Support and secure your child’s career aspirations. Give wings to your child’s dreams.

Education costs have mounted by 10% to 12% in India between 2012-20. The total expense of schooling a child in a private school in India is approximately Rs. 30 lakhs. The average cost of higher education for a 3-to-4-year program ranges between Rs. 4 to 20 lakhs.  

Build an education fund for your child

Why is it important to plan a child’s education in advance?

Raising and educating a child in India is an expensive affair. The uncomfortably high levels of education inflation rising from 0.63% in April 2021 to 4.12% in June 2022 has made education expenses unpredictable. Most schools across tier-I cities charge an admission fee between Rs. 25000 to 75000. Assuming both parents are employed and rely on day-care centres for 5 to 8 hours a day, this expense goes up to Rs. 2 lakh per year. The cost of college education for a 3-to-4-year course at a private institution range between Rs. 4 to 20 lakhs, coupled with the cost of coaching for entrance exams ranging from Rs. 30000 to 5 lakhs. It is estimated that the cost of higher education will increase 10% every year. Such scenarios make it essential to plan for children’s education as early as possible.

What are the factors to consider when planning for your child’s future education expenses?
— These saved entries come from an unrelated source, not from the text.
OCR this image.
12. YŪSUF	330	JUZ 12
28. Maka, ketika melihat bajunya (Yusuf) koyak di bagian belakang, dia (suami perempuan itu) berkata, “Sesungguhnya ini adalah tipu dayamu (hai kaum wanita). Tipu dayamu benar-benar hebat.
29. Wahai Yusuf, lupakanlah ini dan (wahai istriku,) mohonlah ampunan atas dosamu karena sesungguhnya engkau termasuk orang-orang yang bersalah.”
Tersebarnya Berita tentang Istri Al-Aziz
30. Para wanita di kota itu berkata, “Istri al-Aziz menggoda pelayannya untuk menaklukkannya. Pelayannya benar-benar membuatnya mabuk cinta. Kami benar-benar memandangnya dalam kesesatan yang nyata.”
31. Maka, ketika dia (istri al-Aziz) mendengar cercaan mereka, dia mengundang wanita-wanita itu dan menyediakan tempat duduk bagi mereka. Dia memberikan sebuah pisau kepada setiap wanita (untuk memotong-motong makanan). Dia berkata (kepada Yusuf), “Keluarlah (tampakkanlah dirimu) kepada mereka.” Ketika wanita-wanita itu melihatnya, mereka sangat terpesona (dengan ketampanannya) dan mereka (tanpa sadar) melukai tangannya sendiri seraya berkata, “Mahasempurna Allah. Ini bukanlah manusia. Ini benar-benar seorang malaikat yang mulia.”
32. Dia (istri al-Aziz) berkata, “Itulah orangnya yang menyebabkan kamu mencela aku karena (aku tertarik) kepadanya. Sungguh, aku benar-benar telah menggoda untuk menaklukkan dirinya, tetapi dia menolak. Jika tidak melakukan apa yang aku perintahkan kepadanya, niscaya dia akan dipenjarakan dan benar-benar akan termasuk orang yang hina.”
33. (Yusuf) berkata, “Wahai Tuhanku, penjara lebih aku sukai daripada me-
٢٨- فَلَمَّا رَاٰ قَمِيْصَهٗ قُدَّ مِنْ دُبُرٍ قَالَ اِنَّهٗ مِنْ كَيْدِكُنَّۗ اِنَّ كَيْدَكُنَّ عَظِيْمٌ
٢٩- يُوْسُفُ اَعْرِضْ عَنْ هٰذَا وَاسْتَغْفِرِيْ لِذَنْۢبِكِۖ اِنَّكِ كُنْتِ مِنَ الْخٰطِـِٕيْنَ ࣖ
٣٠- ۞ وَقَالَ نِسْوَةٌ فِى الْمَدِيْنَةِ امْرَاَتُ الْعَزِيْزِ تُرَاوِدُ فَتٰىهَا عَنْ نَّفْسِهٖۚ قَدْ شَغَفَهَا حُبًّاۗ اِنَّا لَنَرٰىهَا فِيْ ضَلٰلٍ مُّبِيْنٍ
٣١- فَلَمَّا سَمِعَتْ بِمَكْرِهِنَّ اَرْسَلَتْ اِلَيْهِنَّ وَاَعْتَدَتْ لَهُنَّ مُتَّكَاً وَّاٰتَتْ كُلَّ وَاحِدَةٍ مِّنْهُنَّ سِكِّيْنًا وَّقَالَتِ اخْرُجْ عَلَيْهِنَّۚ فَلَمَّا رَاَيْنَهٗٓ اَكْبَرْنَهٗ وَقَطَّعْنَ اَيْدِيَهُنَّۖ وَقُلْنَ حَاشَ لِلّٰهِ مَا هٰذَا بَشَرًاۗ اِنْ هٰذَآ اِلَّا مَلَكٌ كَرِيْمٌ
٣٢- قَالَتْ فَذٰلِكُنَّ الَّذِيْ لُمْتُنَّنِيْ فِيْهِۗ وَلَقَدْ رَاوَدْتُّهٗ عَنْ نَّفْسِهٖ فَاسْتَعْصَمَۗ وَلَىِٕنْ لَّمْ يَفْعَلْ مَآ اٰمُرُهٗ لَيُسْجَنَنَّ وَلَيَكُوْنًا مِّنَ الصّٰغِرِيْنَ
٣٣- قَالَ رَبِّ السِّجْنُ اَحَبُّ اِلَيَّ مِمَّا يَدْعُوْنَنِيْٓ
You can attain your goal of providing your child with the best education by planning and managing your money ahead of time. First, determine if you are saving for your child’s primary or higher education expenses. Do you plan to send them to a top institution in India or abroad? Which field interests your child the most? Identify 2 to 3 career options and their current costs. Inflate it by considering a conservative inflation of 6% to 8% per year for the duration after which the child would need funds. For instance, if your child’s current age is 3 years and they are likely to enroll in a post-graduate program at the age of 18, then the time period of investment will be 18 – 3 years = 15 years. This will help you ascertain the amount of time you have for your money to compound.

How to invest for your child’s education?

To better manage funds, create a dedicated portfolio for child needs. Allocate funds separately if you have more than one child. Segregate the investments for education expenses as per short-term, medium-term, and long-term needs. For costs that are 10 years away, equity-oriented instruments like ULIPs with equity fund options or equity mutual funds can be the backbone of one’s portfolio. To accumulate funds for a goal that is 3 to 5 years away, you can opt for SIPs in balanced funds, debt mutual funds, FDs, or RDs. One may even consider opening a PPF account in the child’s name. This 15-year scheme would help build a tax-free corpus for the child and can be withdrawn partially anytime after the 6th year. Also, remember to de-risk the funds reserved for children’s education while you are three years away from the goal by moving from equity to less-volatile debt funds. The sooner you start the more you get to enjoy the power of compounding.